Croissance stabilisatrice au Mexique

En 1968, le Mexique devait accueillir les Jeux Olympiques d’été, ce qui était une occasion pour la bourgeoisie mexicaine de montrer au monde entier que le pays était à la hauteur des grandes nations. C’était l’époque dorée du capitalisme mexicain. À la fin des années 30, le gouvernement nationaliste de Lázaro Cárdenas va mener quelques nationalisations qui vont poser les bases pour le développement ultérieur des industries. Dès les années 40, on verra un fort développement des infrastructures et d’industries nationales sous l’impulsion étatique. Toutefois, l’exportation de biens agricoles, surtout après la fin de la guerre mondiale, a aussi joué un rôle important pour couvrir le déficit extérieur. À la fin des années 50, la part des exportations agricoles diminue et pour éviter de devoir dévaluer la monnaie, le Mexique s’engage dans des emprunts étrangers augmentant une dette extérieure qui lui sera fatale plus tard. Enfin, les années 60 sont marquées par la plus grande expansion industrielle, le poids de la manufacture dans le PIB passe de 17,9% dans la période 1950-1960 à 21% dans la période 1960-1970. L’année 1968 se situe donc au sommet de cette période de prospérité. Néanmoins, cette dernière contraste avec une société toujours autoritaire où toute contestation est strictement contrôlée par le pouvoir en place.

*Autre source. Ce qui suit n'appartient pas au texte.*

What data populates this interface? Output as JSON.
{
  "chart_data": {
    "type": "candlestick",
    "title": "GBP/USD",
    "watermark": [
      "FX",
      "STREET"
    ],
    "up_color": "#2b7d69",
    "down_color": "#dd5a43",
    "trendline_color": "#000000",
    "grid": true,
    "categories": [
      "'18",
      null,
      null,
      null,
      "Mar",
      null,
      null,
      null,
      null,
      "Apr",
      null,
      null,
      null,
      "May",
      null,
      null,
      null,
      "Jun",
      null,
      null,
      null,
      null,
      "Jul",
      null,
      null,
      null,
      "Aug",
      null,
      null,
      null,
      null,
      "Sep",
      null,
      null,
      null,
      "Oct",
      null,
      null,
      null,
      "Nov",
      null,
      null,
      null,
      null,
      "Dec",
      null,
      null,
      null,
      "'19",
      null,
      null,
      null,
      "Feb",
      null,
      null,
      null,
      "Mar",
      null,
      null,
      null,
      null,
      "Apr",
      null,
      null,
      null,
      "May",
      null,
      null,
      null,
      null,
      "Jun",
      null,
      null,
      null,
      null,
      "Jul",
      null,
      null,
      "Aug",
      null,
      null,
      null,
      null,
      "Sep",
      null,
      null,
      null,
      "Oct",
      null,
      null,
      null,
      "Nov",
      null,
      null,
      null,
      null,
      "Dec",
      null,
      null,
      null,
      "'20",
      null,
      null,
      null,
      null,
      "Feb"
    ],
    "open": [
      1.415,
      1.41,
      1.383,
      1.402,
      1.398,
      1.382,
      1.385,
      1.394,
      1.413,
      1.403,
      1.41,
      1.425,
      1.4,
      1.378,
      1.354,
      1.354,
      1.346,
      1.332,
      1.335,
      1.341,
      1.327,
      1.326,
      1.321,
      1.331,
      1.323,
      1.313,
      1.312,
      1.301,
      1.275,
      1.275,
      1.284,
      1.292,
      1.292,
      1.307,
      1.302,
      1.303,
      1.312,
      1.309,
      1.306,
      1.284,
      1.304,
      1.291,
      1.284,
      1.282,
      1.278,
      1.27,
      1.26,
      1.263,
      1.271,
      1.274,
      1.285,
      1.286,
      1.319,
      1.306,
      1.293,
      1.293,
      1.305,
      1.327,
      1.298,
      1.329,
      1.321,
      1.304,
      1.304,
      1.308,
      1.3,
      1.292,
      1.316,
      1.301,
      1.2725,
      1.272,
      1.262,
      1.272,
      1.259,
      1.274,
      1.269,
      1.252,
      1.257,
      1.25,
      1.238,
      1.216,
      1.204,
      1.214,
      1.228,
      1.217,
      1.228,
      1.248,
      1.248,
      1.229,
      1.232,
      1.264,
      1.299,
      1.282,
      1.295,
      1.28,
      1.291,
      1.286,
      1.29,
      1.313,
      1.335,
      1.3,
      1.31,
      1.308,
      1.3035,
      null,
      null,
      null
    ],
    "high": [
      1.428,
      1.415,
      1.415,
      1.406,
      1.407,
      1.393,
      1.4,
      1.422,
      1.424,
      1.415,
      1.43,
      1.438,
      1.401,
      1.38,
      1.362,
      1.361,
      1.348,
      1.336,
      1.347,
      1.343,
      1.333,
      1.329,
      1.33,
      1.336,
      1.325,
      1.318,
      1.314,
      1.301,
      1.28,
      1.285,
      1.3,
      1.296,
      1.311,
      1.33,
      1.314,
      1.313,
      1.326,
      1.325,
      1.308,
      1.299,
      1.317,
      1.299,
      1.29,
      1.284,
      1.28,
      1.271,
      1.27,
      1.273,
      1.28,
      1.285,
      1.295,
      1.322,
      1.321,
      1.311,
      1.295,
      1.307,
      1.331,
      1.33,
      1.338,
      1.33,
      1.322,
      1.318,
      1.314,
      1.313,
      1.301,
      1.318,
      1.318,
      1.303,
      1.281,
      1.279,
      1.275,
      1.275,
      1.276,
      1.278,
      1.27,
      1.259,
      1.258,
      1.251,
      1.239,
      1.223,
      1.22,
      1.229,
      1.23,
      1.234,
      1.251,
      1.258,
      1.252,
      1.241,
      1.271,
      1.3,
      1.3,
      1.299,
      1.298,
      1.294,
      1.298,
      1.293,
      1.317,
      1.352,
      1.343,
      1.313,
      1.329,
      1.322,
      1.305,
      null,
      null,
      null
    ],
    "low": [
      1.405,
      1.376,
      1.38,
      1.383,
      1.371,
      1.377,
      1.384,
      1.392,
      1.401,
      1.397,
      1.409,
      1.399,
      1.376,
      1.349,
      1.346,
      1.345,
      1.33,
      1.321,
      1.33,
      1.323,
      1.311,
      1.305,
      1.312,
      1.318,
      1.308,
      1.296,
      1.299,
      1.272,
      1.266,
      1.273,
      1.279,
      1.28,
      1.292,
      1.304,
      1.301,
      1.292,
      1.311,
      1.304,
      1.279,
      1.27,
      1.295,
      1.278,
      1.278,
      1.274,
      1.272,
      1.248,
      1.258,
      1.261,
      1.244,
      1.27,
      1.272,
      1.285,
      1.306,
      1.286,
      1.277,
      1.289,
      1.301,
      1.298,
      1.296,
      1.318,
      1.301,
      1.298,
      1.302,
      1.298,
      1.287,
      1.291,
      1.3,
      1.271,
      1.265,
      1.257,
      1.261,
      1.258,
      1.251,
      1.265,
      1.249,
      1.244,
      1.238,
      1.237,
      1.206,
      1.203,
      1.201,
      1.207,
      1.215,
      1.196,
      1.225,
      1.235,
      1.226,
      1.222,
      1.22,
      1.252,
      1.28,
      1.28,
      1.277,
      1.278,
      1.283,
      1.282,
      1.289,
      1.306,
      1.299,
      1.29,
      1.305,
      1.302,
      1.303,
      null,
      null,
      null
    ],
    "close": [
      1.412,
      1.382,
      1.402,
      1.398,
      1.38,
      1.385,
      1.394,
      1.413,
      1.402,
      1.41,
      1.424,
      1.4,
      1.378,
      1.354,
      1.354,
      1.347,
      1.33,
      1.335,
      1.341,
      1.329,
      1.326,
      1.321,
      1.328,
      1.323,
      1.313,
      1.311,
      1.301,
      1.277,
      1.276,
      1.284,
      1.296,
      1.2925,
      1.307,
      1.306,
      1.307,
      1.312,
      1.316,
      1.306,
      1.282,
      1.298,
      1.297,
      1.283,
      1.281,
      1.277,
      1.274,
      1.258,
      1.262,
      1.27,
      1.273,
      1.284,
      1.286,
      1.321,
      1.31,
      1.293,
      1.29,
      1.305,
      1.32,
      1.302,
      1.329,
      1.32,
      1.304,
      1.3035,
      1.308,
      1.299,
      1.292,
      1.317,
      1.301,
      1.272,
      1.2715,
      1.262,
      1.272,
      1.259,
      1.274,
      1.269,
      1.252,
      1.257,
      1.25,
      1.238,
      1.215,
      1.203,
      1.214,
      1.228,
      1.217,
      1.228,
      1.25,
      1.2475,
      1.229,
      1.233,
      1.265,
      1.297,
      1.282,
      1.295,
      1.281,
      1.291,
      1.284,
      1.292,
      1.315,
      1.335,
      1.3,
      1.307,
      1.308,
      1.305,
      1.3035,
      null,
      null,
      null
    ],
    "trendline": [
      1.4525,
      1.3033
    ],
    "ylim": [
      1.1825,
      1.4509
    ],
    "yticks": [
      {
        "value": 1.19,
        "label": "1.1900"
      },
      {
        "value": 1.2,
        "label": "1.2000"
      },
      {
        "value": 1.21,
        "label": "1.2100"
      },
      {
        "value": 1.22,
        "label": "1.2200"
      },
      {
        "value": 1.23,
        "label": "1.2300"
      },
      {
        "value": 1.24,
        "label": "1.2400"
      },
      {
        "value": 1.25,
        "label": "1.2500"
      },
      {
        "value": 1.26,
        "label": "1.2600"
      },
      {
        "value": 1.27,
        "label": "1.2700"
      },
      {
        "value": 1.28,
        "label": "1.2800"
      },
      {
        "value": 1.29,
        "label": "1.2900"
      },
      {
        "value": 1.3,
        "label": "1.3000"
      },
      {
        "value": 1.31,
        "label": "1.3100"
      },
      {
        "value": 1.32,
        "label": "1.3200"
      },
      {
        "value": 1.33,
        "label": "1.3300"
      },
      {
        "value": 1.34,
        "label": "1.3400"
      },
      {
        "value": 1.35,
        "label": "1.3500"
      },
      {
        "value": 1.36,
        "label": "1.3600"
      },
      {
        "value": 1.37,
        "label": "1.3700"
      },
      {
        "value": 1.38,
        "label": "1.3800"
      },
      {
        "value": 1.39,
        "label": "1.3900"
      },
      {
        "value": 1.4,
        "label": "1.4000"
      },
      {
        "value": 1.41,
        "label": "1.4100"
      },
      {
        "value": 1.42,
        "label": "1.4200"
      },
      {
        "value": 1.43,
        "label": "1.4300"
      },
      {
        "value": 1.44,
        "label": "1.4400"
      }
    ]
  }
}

Le PRI et le syndicalisme corporatiste

Le Parti révolutionnaire institutionnel (PRI) gouvernait le Mexique sans partage depuis la révolution mexicaine des années 10. Bien qu’étant le parti de la bourgeoisie mexicaine, il pouvait compter sur l’incorporation des syndicats à l’État dont la puissante Centrale des Travailleurs Mexicains (CTM) ce qui permettait de garder les mobilisations ouvrières sous contrôle. Toute voix dissidente était fortement réprimée et accusée d’entraver le développement national et de « promouvoir le communisme ». C’est pour ces raisons que la revendication pour une indépendance des syndicats vis-à-vis de l’État sera très importante et accompagnera souvent d’autres revendications comme des meilleurs salaires.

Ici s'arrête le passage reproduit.